Under these circumstances the perception of the state’s willingness and ability to honour its pension and social security promises becomes crucial. Ironically, the shift towards deficit reduction and fiscal austerity appears to have had the effect of calling both into question. In the UK, child benefit has been removed from some middle-class households and there is increasing discussion of a residence tax on more expensive houses. Both raise challenges to two basic assumptions of retirement planning: the universal entitlement to a state pension and the ability to live rent-free in a house already paid for.

Ultra-low interest rates have failed to reignite demand for mortgage lending and banks report weak demand for credit. Recognising the already large scale of future obligations together with a diminishing ability to discharge them has doubtless played a role.

Even over a shorter time frame, the question of state finances looms large. As HSBC’s head of foreign exchange strategy put it, “politics is the new economics.” At the centre of the eurozone’s travails are fundamental questions about who will pick up the bill for the losses from the collapse of the periphery’s bubble economies.
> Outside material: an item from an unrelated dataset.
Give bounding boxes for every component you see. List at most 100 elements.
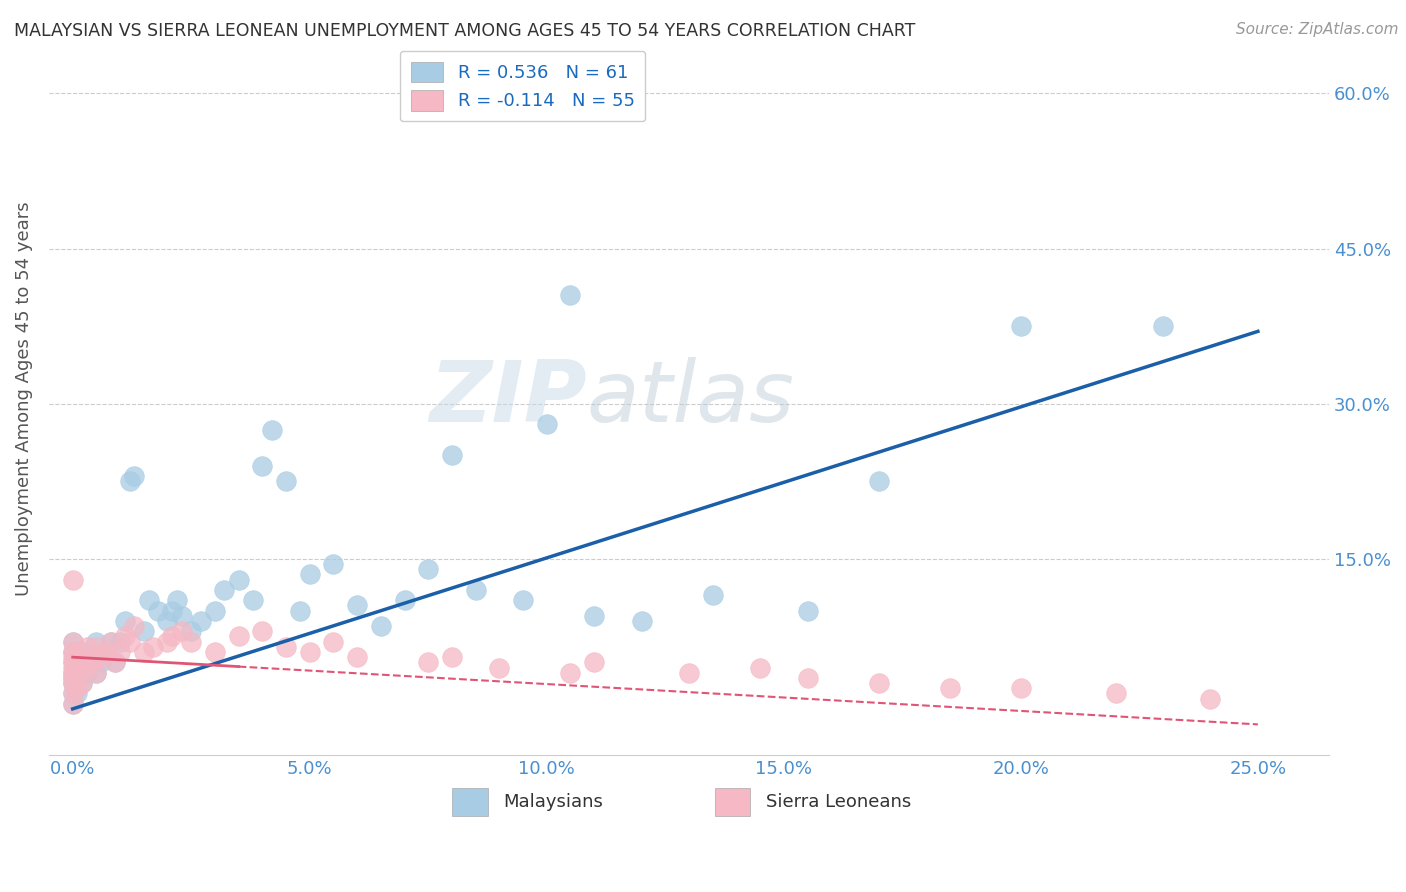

For the moment the crisis is in remission, with the European Central Bank’s support operation for peripheral bond markets looking like a success, but there is no sidestepping the fact that the losses will need to be borne by someone. Not only does the idea of Europe pooling its debt in order to share the burden work to the detriment of Germany, which would have the most to lose from this arrangement, but already other malign consequences are appearing. Germany and Austria now share with the Philippines the dubious honour of having the some of the highest levels of house price inflation in the world. German Bundestag elections are in autumn 2013, which suggests that a lid will be kept on the wider debate until then—but the ugly politics of austerity in southern Europe may not allow that luxury.
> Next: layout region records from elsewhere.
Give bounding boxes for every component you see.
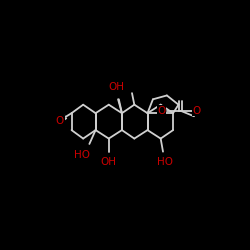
Text: HO: HO xyxy=(74,150,90,160)
Text: OH: OH xyxy=(101,158,117,168)
Text: OH: OH xyxy=(108,82,124,92)
Text: O: O xyxy=(192,106,200,116)
Text: O: O xyxy=(157,106,166,116)
Text: O: O xyxy=(56,116,64,126)
Text: HO: HO xyxy=(156,158,172,168)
As the US begins to address its own huge budget deficit, Europe will be on policymakers’ minds. European attempts to cut spending and raise taxes have, in some eyes, been counterproductive. Estimates of the so-called “fiscal multiplier,” which translates a change in public spending into a change in economic activity, are suddenly an area of hot debate. Previously it appeared that a reduction of say, 100, in the public deficit meant that output would be some 50 below what it would otherwise have been. Evidence from Greece, Spain and other so-called “adjustment economies” (Eurospeak abounds in euphemism) suggests that in some circumstances the impact might be twice what was previously estimated. The impact of tax rises and spending cuts on a weak economy will be watched with apprehension.

With interest rates close to zero and fiscal policy constrained, traditional remedies for economic weakness are unavailable. “Unconventional” monetary policies like the Bank of England’s quantitative easing programme or the Federal Reserve’s asset purchase programme are now the norm. For investment markets, indeed, they are now the main event. As for their effect on the economy, that is less clear cut.

The ageing of the rich world makes these problems different from those faced before. Individuals as well as investors will demand to know more about how politicians intend to resolve the Great Government Ponzi Scheme. The intervention of central banks will continue to sustain markets—but for how much longer?